Getty Images / Neville Williams/Aston Villa FC via Getty Images / Matty Cash
Getty Images / Neville Williams/Aston Villa FC via Getty Images / Matty Cash

Matty Cash pojawił się na boisku w 64. minucie wyjazdowego meczu Aston Villi z Club Brugge. Reprezentant Polski był bardzo widoczny w ofensywie - zdążył zarówno fatalnie skiksować, jak i wywalczyć rzut karny. Tak jego występ ocenili Anglicy.

We wtorek Aston Villa zrobiła ważny krok w kierunku awansu do 1/4 finału Ligi Mistrzów. Drużyna prowadzona przez Unaia Emery'ego wygrała na wyjeździe 3:1 z Club Brugge. Rewanż odbędzie się w środę (12.03) na stadionie w Birmingham.

Spotkanie w Brugii na ławce rezerwowych rozpoczął Matty Cash, który wrócił do kadry Aston Villi po dwóch meczach absencji. 27-latek pojawił się na boisku w 64. minucie, gdy zmienił Axela Disasiego.

ZOBACZ WIDEO: Problemy wielkich klubów w nowym formacie Ligi Mistrzów. "Wnioski zostaną wyciągnięte"

Reprezentant Polski od początku był widoczny pod bramką rywali. Cztery minuty po wejściu na plac gry powinien wpisać się na listę strzelców. Bramkarz Brugge Simon Mignolet przy stanie 1:1 odbił mocny strzał Marco Asensio. Cash miał okazję na dobitkę wolejem, jednak z bliska przeniósł piłkę wysoko nad bramką.

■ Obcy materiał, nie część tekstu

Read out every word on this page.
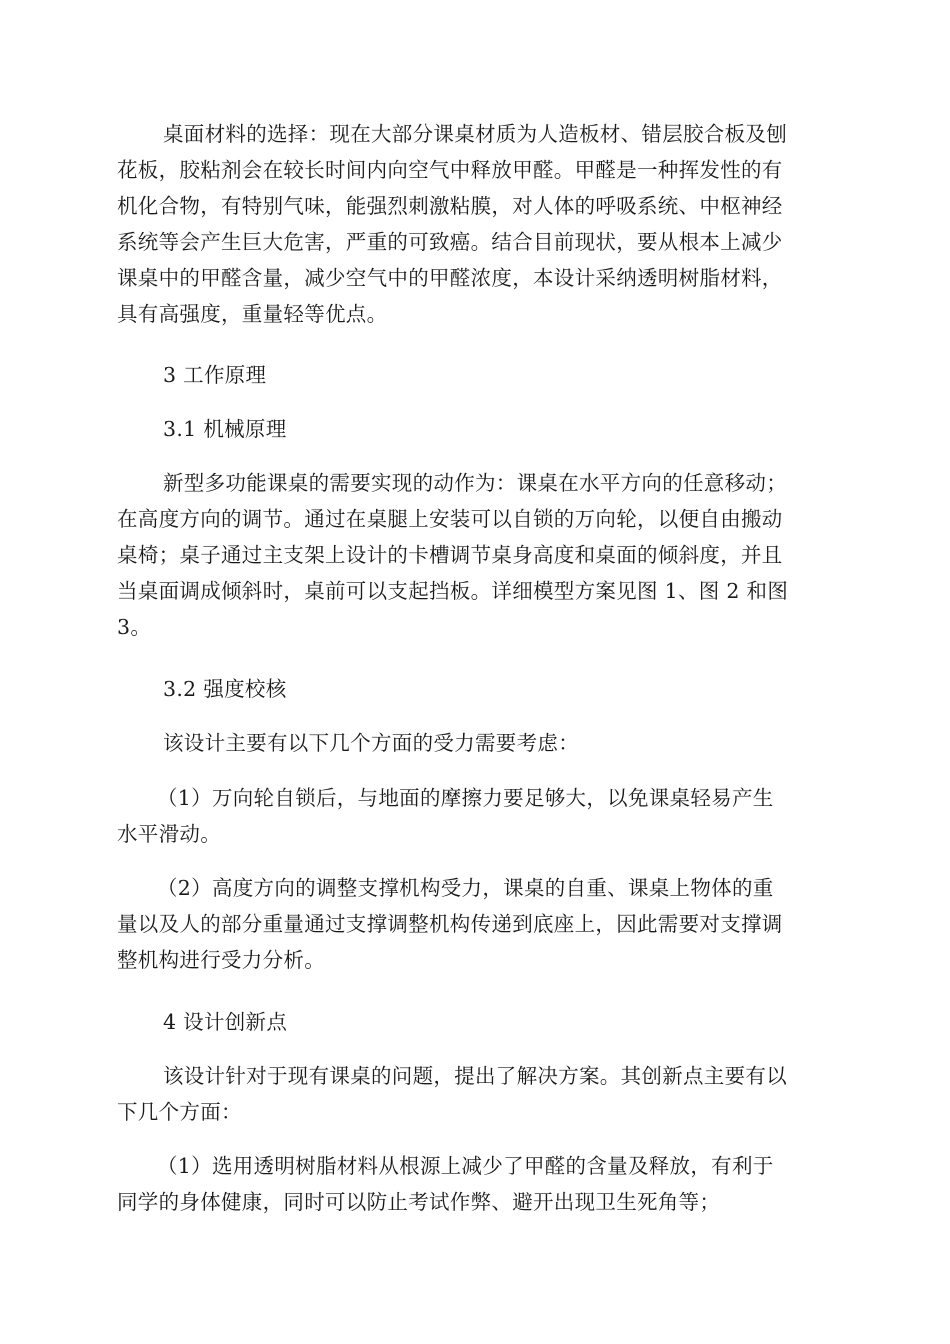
桌面材料的选择：现在大部分课桌材质为人造板材、错层胶合板及刨
花板，胶粘剂会在较长时间内向空气中释放甲醛。甲醛是一种挥发性的有
机化合物，有特别气味，能强烈刺激粘膜，对人体的呼吸系统、中枢神经
系统等会产生巨大危害，严重的可致癌。结合目前现状，要从根本上减少
课桌中的甲醛含量，减少空气中的甲醛浓度，本设计采纳透明树脂材料，
具有高强度，重量轻等优点。
3 工作原理
3.1 机械原理
新型多功能课桌的需要实现的动作为：课桌在水平方向的任意移动；
在高度方向的调节。通过在桌腿上安装可以自锁的万向轮，以便自由搬动
桌椅；桌子通过主支架上设计的卡槽调节桌身高度和桌面的倾斜度，并且
当桌面调成倾斜时，桌前可以支起挡板。详细模型方案见图 1、图 2 和图
3。
3.2 强度校核
该设计主要有以下几个方面的受力需要考虑：
（1）万向轮自锁后，与地面的摩擦力要足够大，以免课桌轻易产生
水平滑动。
（2）高度方向的调整支撑机构受力，课桌的自重、课桌上物体的重
量以及人的部分重量通过支撑调整机构传递到底座上，因此需要对支撑调
整机构进行受力分析。
4 设计创新点
该设计针对于现有课桌的问题，提出了解决方案。其创新点主要有以
下几个方面：
（1）选用透明树脂材料从根源上减少了甲醛的含量及释放，有利于
同学的身体健康，同时可以防止考试作弊、避开出现卫生死角等；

Lepiej zachował się w 86. minucie, gdy wykorzystał fatalny błąd Christosa Dzolisa we własnym polu karnym. Źle przyjął on piłkę, którą zdążył "dzióbnąć" Cash. Dzolis, próbując ratować sytuację, sfaulował reprezentanta Polski. Wywalczoną przez niego jedenastkę na trzeciego gola dla Aston Villi zamienił Asensio.

Angielskie media przeważnie dość pozytywnie oceniły występ Casha. Serwis goal.com przyznał mu "siódemkę" w dziesięciopunktowej skali. "Po wejściu na boisko popełnił błąd w obronie. Później wywalczył jednak dla swojej drużyny kluczowy rzut karny" - podsumowano.

Taką samą notę przyznało mu "Daily Mail" oraz lokalny serwis birminghammail.co.uk. "Cash wywalczył rzut karny pod koniec drugiej połowy, który pewnie wykorzystał Asensio" - pisze drugie z wymienionych źródeł. Z kolei serwis 90min.com ocenił występ Casha na 6,6.

Niektóre angielskie redakcje wytknęły jednak reprezentantowi Polski jego pudło z 68. minuty. "Zmarnował dobrą szansę z bliskiej odległości, strzelając wysoko i obok bramki. Poza tym nie był zbyt zaangażowany na prawej stronie" - napisał portal birminghamworld.uk, przyznając mu notę sześć.

Jeszcze surowszy był dla niego serwis astonvillanews.co.uk. Występ Casha został oceniony na pięć. "Miał jedną z najlepszych szans Villans w drugiej połowie, aby wyrównać. Nie trafił jednak w  bramkę, posyłając piłkę nad poprzeczką" - podsumowano. Niższą notę o jeden stopień w zespole Aston Villi otrzymał tylko bezproduktywny w tym meczu napastnik Ollie Watkins.